UKHospitality Chief Executive Kate Nicholls said:
“Inflation is the millstone that hangs around all of our necks and the Government has made it clear tackling these cost increases is a key priority. We agree, and the Chancellor can take a significant step towards achieving that in the Spring Budget by unlocking the potential of hospitality.

“Our venues have been ravaged by cost increases in every area, whether that’s energy, food, drink or recruitment. The scale of these costs have forced businesses to increase prices for consumers, something which has contributed to inflation.

“No business wants to increase its prices.
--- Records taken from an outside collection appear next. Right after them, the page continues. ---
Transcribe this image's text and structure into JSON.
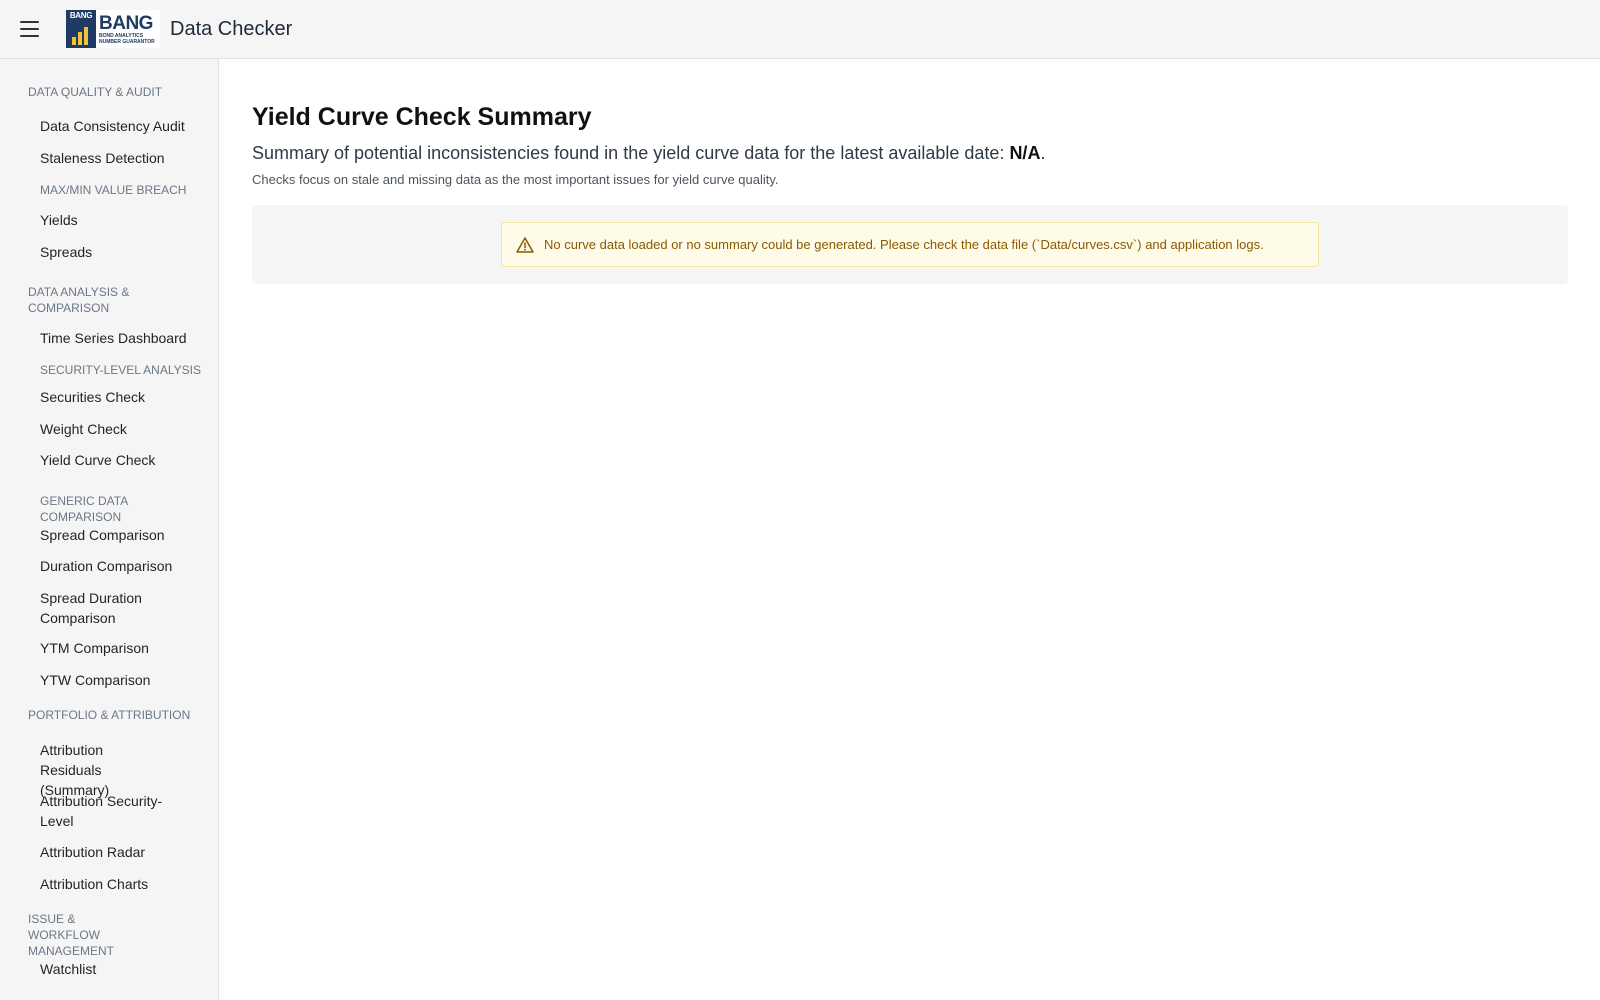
{
  "header": {
    "logo": {
      "badge_text": "BANG",
      "name": "BANG",
      "tagline_1": "BOND ANALYTICS",
      "tagline_2": "NUMBER GUARANTOR"
    },
    "title": "Data Checker"
  },
  "sidebar": {
    "sections": [
      {
        "heading": "DATA QUALITY & AUDIT",
        "items": [
          "Data Consistency Audit",
          "Staleness Detection"
        ]
      },
      {
        "subheading": "MAX/MIN VALUE BREACH",
        "items": [
          "Yields",
          "Spreads"
        ]
      },
      {
        "heading": "DATA ANALYSIS & COMPARISON",
        "items": [
          "Time Series Dashboard"
        ]
      },
      {
        "subheading": "SECURITY-LEVEL ANALYSIS",
        "items": [
          "Securities Check",
          "Weight Check",
          "Yield Curve Check"
        ]
      },
      {
        "subheading": "GENERIC DATA COMPARISON",
        "items": [
          "Spread Comparison",
          "Duration Comparison",
          "Spread Duration Comparison",
          "YTM Comparison",
          "YTW Comparison"
        ]
      },
      {
        "heading": "PORTFOLIO & ATTRIBUTION",
        "items": [
          "Attribution Residuals (Summary)",
          "Attribution Security-Level",
          "Attribution Radar",
          "Attribution Charts"
        ]
      },
      {
        "heading": "ISSUE & WORKFLOW MANAGEMENT",
        "items": [
          "Watchlist"
        ]
      }
    ]
  },
  "main": {
    "title": "Yield Curve Check Summary",
    "lead_prefix": "Summary of potential inconsistencies found in the yield curve data for the latest available date: ",
    "lead_date": "N/A",
    "lead_suffix": ".",
    "note": "Checks focus on stale and missing data as the most important issues for yield curve quality.",
    "alert": {
      "icon": "warning-icon",
      "text": "No curve data loaded or no summary could be generated. Please check the data file (`Data/curves.csv`) and application logs."
    }
  },
  "colors": {
    "alert_bg": "#fefbe8",
    "alert_border": "#f5e59a",
    "alert_text": "#8a5a00",
    "brand": "#1f3a63"
  }
}
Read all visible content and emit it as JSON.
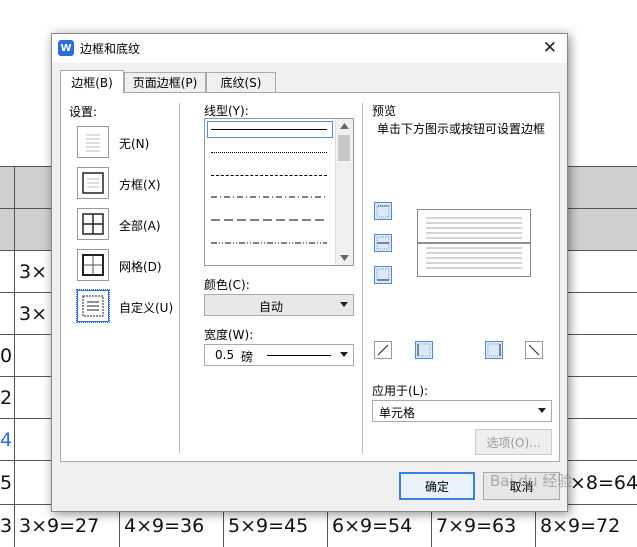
{
  "window": {
    "title": "边框和底纹",
    "app_icon_letter": "W"
  },
  "tabs": [
    {
      "label": "边框(B)",
      "active": true
    },
    {
      "label": "页面边框(P)",
      "active": false
    },
    {
      "label": "底纹(S)",
      "active": false
    }
  ],
  "settings": {
    "header": "设置:",
    "items": [
      {
        "label": "无(N)",
        "icon": "no-border-icon"
      },
      {
        "label": "方框(X)",
        "icon": "box-border-icon"
      },
      {
        "label": "全部(A)",
        "icon": "all-borders-icon"
      },
      {
        "label": "网格(D)",
        "icon": "grid-border-icon"
      },
      {
        "label": "自定义(U)",
        "icon": "custom-border-icon",
        "selected": true
      }
    ]
  },
  "line_style": {
    "label": "线型(Y):",
    "options": [
      "solid",
      "dotted",
      "dashed",
      "dash-dot",
      "long-dash",
      "dash-dot-dot"
    ],
    "selected_index": 0
  },
  "color": {
    "label": "颜色(C):",
    "value": "自动"
  },
  "width": {
    "label": "宽度(W):",
    "value_num": "0.5",
    "value_unit": "磅"
  },
  "preview": {
    "header": "预览",
    "hint": "单击下方图示或按钮可设置边框"
  },
  "apply_to": {
    "label": "应用于(L):",
    "value": "单元格"
  },
  "buttons": {
    "options": "选项(O)...",
    "ok": "确定",
    "cancel": "取消"
  },
  "background_table": {
    "visible_cells": [
      [
        "3×",
        "3×",
        "0",
        "2",
        "4",
        "5"
      ],
      [
        "3",
        "3×9=27",
        "4×9=36",
        "5×9=45",
        "6×9=54",
        "7×9=63",
        "8×9=72"
      ],
      [
        "×8=64"
      ]
    ]
  },
  "watermark": "Bai du 经验",
  "colors": {
    "accent": "#2b6ddb",
    "dialog_bg": "#f0f0f0",
    "table_gray": "#d0d0d0"
  }
}
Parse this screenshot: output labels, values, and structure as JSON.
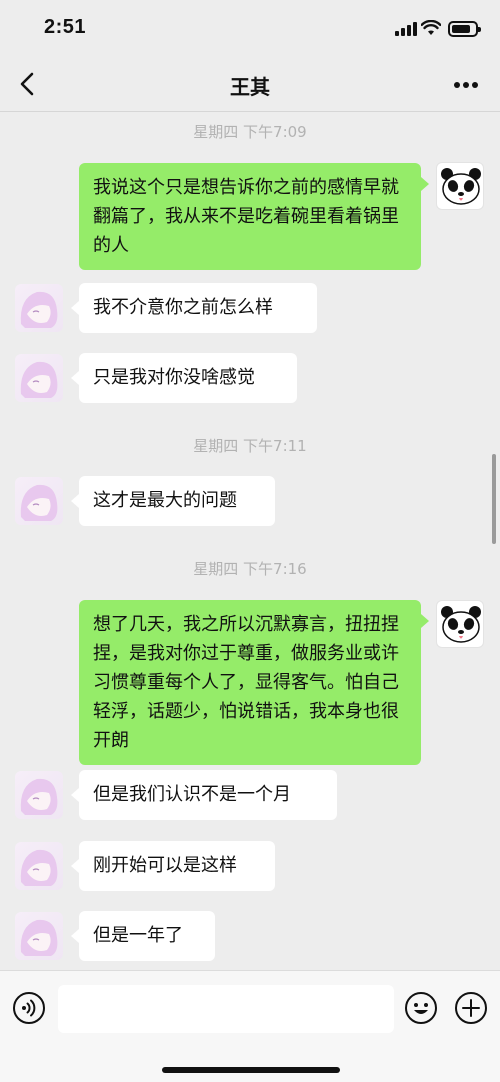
{
  "status_bar": {
    "time": "2:51",
    "icons": [
      "signal-icon",
      "wifi-icon",
      "battery-icon"
    ]
  },
  "nav": {
    "title": "王其",
    "back_icon": "chevron-left-icon",
    "more_icon": "more-icon"
  },
  "messages": [
    {
      "type": "timestamp",
      "text": "星期四 下午7:09"
    },
    {
      "type": "bubble",
      "sender": "me",
      "text": "我说这个只是想告诉你之前的感情早就翻篇了，我从来不是吃着碗里看着锅里的人"
    },
    {
      "type": "bubble",
      "sender": "other",
      "text": "我不介意你之前怎么样"
    },
    {
      "type": "bubble",
      "sender": "other",
      "text": "只是我对你没啥感觉"
    },
    {
      "type": "timestamp",
      "text": "星期四 下午7:11"
    },
    {
      "type": "bubble",
      "sender": "other",
      "text": "这才是最大的问题"
    },
    {
      "type": "timestamp",
      "text": "星期四 下午7:16"
    },
    {
      "type": "bubble",
      "sender": "me",
      "text": "想了几天，我之所以沉默寡言，扭扭捏捏，是我对你过于尊重，做服务业或许习惯尊重每个人了，显得客气。怕自己轻浮，话题少，怕说错话，我本身也很开朗"
    },
    {
      "type": "bubble",
      "sender": "other",
      "text": "但是我们认识不是一个月"
    },
    {
      "type": "bubble",
      "sender": "other",
      "text": "刚开始可以是这样"
    },
    {
      "type": "bubble",
      "sender": "other",
      "text": "但是一年了"
    }
  ],
  "input_bar": {
    "voice_icon": "voice-icon",
    "input_value": "",
    "emoji_icon": "emoji-icon",
    "plus_icon": "plus-icon"
  },
  "colors": {
    "background": "#ededed",
    "my_bubble": "#95ec69",
    "other_bubble": "#ffffff",
    "timestamp": "#b2b2b2"
  }
}
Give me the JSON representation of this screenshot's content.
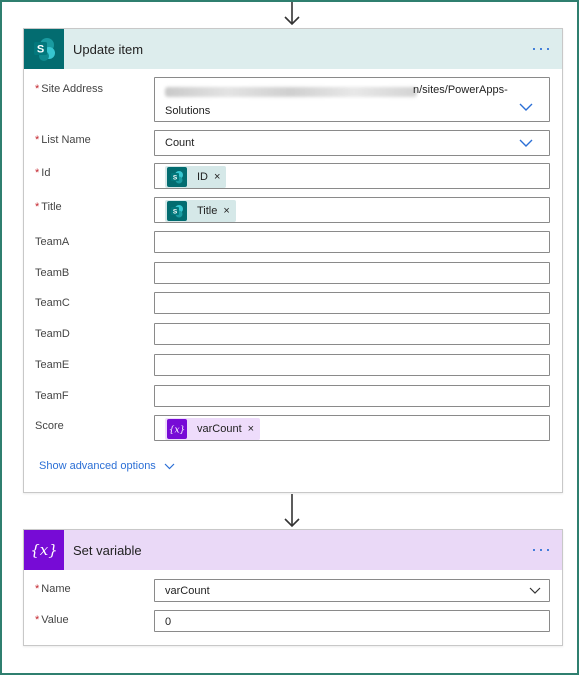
{
  "update_item": {
    "title": "Update item",
    "more_label": "···",
    "fields": {
      "site_address": {
        "label": "Site Address",
        "value_suffix_line1": "n/sites/PowerApps-",
        "value_line2": "Solutions"
      },
      "list_name": {
        "label": "List Name",
        "value": "Count"
      },
      "id": {
        "label": "Id",
        "token": "ID"
      },
      "title": {
        "label": "Title",
        "token": "Title"
      },
      "team_a": {
        "label": "TeamA",
        "value": ""
      },
      "team_b": {
        "label": "TeamB",
        "value": ""
      },
      "team_c": {
        "label": "TeamC",
        "value": ""
      },
      "team_d": {
        "label": "TeamD",
        "value": ""
      },
      "team_e": {
        "label": "TeamE",
        "value": ""
      },
      "team_f": {
        "label": "TeamF",
        "value": ""
      },
      "score": {
        "label": "Score",
        "token": "varCount"
      }
    },
    "advanced_label": "Show advanced options",
    "required_mark": "*",
    "token_remove": "×"
  },
  "set_variable": {
    "title": "Set variable",
    "more_label": "···",
    "fields": {
      "name": {
        "label": "Name",
        "value": "varCount"
      },
      "value": {
        "label": "Value",
        "value": "0"
      }
    },
    "required_mark": "*"
  },
  "colors": {
    "sharepoint_teal": "#036c70",
    "variable_purple": "#770bd6",
    "update_header_bg": "#ddeded",
    "variable_header_bg": "#ead9f7",
    "token_sp_bg": "#d5e8e8",
    "token_var_bg": "#eedcfb",
    "link_blue": "#2b6fd6",
    "required_red": "#c4262e"
  },
  "icons": {
    "sharepoint": "sharepoint-icon",
    "variable": "variable-icon",
    "arrow": "arrow-down-icon",
    "chevron": "chevron-down-icon"
  }
}
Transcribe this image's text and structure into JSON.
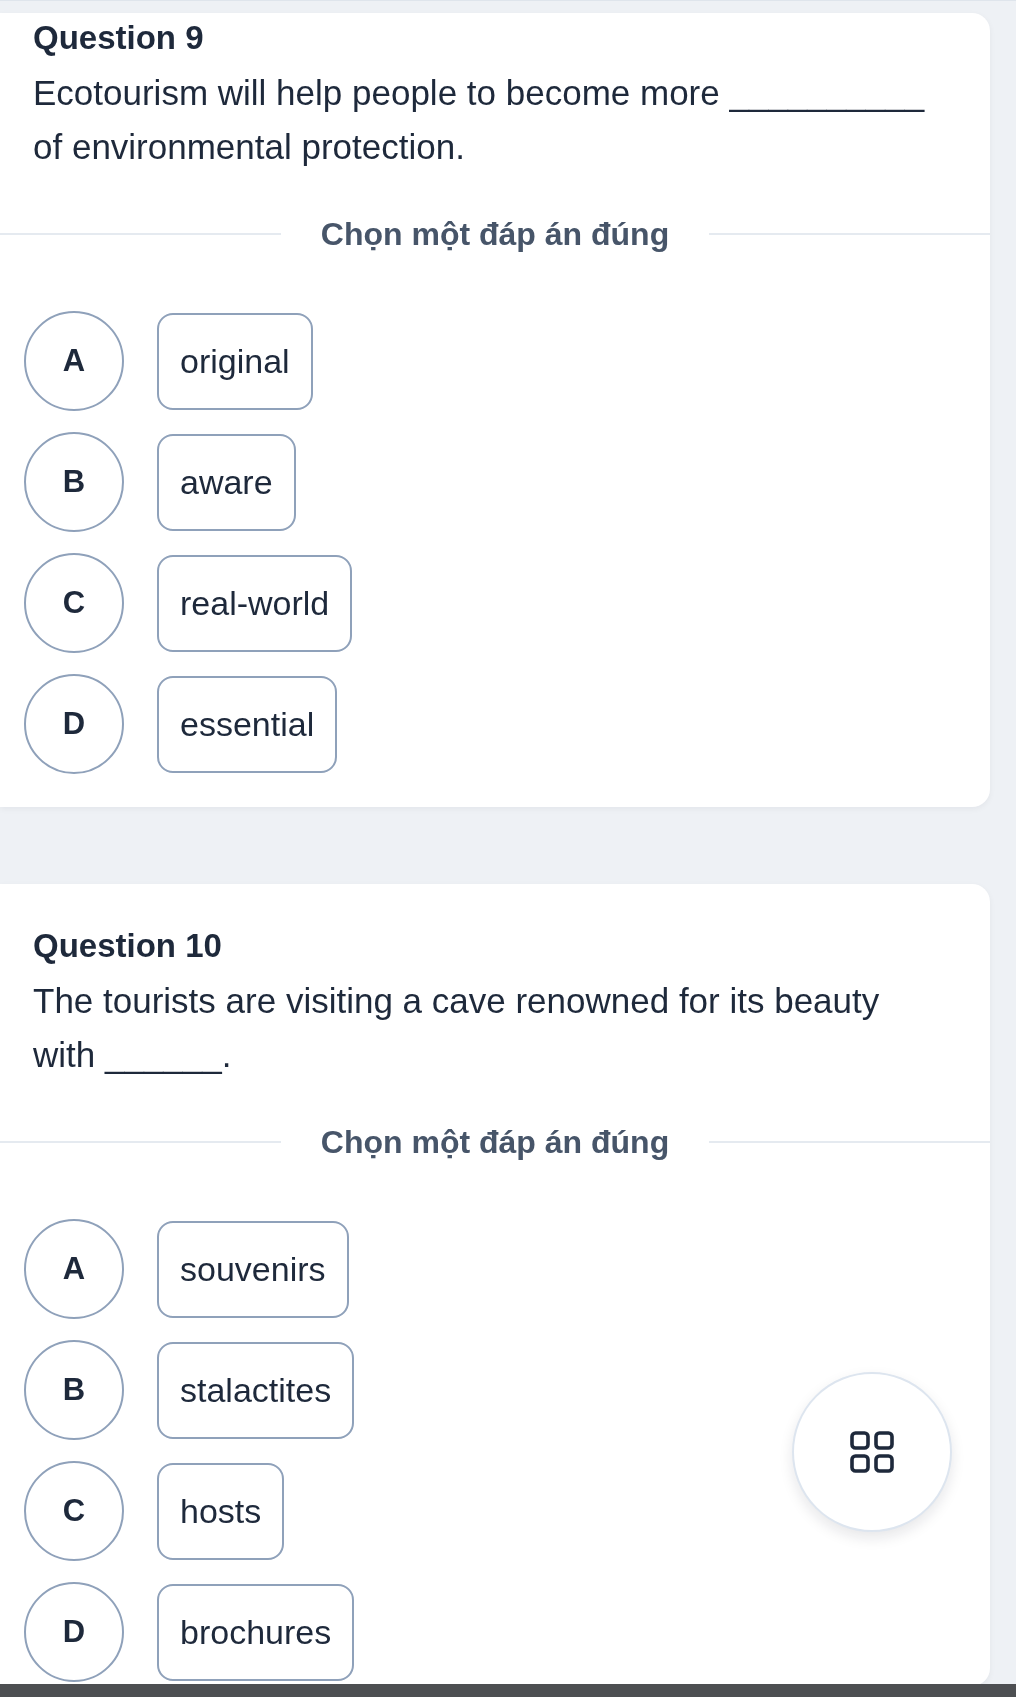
{
  "questions": [
    {
      "title": "Question 9",
      "text": "Ecotourism will help people to become more __________ of environmental protection.",
      "instruction": "Chọn một đáp án đúng",
      "options": [
        {
          "letter": "A",
          "text": "original",
          "selected": false
        },
        {
          "letter": "B",
          "text": "aware",
          "selected": false
        },
        {
          "letter": "C",
          "text": "real-world",
          "selected": false
        },
        {
          "letter": "D",
          "text": "essential",
          "selected": false
        }
      ]
    },
    {
      "title": "Question 10",
      "text": "The tourists are visiting a cave renowned for its beauty with ______.",
      "instruction": "Chọn một đáp án đúng",
      "options": [
        {
          "letter": "A",
          "text": "souvenirs",
          "selected": false
        },
        {
          "letter": "B",
          "text": "stalactites",
          "selected": false
        },
        {
          "letter": "C",
          "text": "hosts",
          "selected": false
        },
        {
          "letter": "D",
          "text": "brochures",
          "selected": false
        }
      ]
    }
  ]
}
Hospitality wants to be part of the inflation solution, not part of the national problem.

“There are measures that can be taken to somewhat relieve these pressures on venues and allow them to take advantage of demand, increase sales and keep prices low. For example, reforming the Apprenticeship Levy and offering employers more control over the deliver and funding of training would allow many of the economically inactive get back into work, at almost no cost to the Government.

“While we also recognise that the public purse strings are being held tight, there is a strong argument to tackle the tax burden on businesses in a responsible way. A temporary reduced rate of VAT would reduce costs, which would help lower inflation, and drive demand and growth. We saw its success during the pandemic and that can be replicated now.

“The sector has shown its potential to deliver rapid economic growth and tackle inflation, something the country desperately needs, and the Chancellor has the power at the despatch box on 15 March to enlist hospitality to help achieve his aims. I would urge him to do just that.”